Par un arrêt du 19 janvier, le juge administratif répond par l’affirmative. Il était question d’une convention d’affermage et de location gérance d’une base de loisirs, résiliée par l’acheteur pour motif d’intérêt général tenant dans la perte de confiance dans le titulaire. 

👨‍🎓Qu’en pense le juge ? 

👉Après avoir listé les nombreux faits reprochés au titulaire (à savoir que le titulaire ait « entrepris des travaux non autorisés par la convention, remettait ses rapports d’activité tardivement et de manière incomplète, n’a pas remis, malgré les demandes de Montfort communauté, un projet global de gestion des loisirs sur le site de Tremelin (…), que plusieurs activités de loisirs ont été exploitées sans accord, que la prise en charge des frais de surveillance de la baignade dans le lac de Tremelin a donné lieu à des discussions dont le résultat semble n’avoir satisfait aucune des parties, que des retards de paiement des redevances dues par la société ID Organisation ont été constatés, que cette dernière a manifesté le souhait de ne plus s’investir dans les activités de loisirs affermées et a décidé unilatéralement, à compter du 27 mars 2019, de ne plus payer la redevance due au titre du contrat d’affermage« ) ;

👉Le juge considère que « ces éléments témoignent d’une profonde détérioration des relations contractuelles, née d’une perte de confiance entre les parties faisant obstacle à la poursuite du contrat, et ont justifié par suite la résiliation unilatérale, pour ce motif qui revêt à lui seul un caractère d’intérêt général, de la convention en cause« . 

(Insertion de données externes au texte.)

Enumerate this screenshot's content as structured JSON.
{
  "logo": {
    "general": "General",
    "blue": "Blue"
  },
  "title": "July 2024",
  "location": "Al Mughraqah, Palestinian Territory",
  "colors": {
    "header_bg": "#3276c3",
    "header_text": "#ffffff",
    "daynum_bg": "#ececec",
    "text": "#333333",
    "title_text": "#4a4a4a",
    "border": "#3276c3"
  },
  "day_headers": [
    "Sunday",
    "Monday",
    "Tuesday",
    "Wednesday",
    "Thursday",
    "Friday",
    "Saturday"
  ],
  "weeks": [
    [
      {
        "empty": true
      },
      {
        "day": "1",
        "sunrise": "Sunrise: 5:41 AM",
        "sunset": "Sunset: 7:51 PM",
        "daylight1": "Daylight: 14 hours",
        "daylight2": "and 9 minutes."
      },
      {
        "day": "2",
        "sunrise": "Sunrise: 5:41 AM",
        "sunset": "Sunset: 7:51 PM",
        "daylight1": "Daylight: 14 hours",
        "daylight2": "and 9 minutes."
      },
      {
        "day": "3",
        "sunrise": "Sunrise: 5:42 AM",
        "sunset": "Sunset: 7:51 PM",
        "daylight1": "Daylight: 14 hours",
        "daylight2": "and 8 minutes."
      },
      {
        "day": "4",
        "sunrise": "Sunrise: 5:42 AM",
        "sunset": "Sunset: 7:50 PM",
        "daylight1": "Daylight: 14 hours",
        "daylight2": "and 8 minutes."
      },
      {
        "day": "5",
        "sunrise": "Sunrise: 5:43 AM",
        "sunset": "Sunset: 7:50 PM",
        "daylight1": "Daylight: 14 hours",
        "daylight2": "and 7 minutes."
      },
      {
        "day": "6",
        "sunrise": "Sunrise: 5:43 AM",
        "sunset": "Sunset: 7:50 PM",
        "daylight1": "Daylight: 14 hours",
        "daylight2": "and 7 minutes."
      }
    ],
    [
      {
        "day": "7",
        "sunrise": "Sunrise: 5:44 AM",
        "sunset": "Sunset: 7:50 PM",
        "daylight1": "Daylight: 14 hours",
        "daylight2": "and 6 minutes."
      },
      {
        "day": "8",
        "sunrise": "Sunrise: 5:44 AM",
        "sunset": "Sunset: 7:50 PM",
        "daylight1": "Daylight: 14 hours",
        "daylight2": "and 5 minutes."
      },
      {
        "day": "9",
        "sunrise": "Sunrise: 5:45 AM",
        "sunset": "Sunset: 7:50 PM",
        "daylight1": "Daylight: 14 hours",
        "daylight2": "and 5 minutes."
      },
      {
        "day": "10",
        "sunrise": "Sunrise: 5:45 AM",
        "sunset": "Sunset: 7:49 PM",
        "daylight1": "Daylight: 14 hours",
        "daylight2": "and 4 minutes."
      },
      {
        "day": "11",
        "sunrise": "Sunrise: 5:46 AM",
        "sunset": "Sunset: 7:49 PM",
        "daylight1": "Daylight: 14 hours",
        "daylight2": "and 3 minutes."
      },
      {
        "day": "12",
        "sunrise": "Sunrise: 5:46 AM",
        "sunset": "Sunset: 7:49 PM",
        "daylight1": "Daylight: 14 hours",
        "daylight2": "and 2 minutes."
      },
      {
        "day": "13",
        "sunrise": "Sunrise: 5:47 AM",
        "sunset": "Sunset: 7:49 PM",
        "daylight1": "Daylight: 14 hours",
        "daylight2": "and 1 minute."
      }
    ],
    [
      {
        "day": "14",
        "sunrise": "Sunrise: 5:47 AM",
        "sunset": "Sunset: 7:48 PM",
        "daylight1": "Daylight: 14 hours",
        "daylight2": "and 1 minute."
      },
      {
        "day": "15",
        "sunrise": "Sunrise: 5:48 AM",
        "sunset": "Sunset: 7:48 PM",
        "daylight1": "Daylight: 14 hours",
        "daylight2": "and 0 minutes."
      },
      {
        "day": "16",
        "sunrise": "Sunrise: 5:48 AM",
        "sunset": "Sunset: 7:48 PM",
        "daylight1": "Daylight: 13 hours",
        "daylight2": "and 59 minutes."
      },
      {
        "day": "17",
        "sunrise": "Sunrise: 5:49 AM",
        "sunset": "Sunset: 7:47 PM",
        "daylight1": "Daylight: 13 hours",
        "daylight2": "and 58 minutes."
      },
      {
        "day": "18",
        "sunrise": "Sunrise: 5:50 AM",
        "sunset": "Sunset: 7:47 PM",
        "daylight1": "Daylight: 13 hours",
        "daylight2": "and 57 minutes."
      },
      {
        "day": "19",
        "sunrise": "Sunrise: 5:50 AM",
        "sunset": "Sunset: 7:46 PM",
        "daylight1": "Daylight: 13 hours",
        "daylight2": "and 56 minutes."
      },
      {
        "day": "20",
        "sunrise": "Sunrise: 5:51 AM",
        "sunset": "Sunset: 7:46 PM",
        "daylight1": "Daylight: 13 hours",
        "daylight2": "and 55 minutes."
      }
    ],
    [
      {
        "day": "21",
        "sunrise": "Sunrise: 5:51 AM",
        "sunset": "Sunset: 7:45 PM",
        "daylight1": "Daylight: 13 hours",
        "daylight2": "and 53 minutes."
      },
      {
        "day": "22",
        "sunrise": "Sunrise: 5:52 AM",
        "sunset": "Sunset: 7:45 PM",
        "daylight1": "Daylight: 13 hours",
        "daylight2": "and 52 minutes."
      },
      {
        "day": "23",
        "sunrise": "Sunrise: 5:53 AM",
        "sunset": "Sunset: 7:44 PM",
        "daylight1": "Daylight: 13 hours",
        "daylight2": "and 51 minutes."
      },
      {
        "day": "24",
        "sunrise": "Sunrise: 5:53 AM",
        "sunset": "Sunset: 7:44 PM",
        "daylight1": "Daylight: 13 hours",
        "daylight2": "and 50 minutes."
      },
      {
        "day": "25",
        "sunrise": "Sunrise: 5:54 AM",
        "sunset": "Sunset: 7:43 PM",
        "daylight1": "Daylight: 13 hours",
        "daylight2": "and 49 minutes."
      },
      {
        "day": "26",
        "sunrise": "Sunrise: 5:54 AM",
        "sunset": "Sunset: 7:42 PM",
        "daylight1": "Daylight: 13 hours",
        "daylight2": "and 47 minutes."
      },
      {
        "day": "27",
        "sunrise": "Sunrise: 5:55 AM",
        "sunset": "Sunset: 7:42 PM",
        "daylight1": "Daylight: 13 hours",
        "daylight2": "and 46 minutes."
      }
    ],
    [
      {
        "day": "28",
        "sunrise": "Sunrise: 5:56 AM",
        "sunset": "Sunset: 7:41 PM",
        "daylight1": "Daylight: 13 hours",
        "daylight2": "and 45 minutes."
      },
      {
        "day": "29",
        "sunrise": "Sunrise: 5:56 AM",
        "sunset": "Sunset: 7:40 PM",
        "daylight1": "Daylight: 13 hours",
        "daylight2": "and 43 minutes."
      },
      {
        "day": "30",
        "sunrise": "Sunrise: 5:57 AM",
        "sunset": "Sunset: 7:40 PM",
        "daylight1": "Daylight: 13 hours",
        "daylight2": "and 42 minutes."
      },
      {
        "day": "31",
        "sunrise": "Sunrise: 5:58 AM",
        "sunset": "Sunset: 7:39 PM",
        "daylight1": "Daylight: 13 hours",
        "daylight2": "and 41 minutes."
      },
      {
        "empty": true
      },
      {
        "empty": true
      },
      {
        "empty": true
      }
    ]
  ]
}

👉Il s’attarde ensuite sur l’indemnisation du titulaire, et s’il rappelle qu’il peut en cas de résiliation pour motif d’intérêt général être « indemnisé de la perte subie, c’est-à-dire des frais exposés sans contrepartie, ainsi que de son manque à gagner, c’est-à-dire de la perte des bénéfices nets qu’il pouvait légitimement escompter« , c’est à condition de démontrer la réalité de ce préjudice. Or, dans le cas d’espèce, aucun préjudice n’est démontré.

💡Qu’en retenir ? 

⭐Il s’agit d’une nouvelle illustration validant la résiliation d’un contrat public ayant pour motif d’intérêt général « la perte de confiance » dans le titulaire. 

⭐Reste que, en fonction des dispositions contractuelles, et eut égard aux agissements du titulaire, il aurait peut être été envisageable pour l’acheteur de résilier le contrat pour faute, et non pour motif d’intérêt général.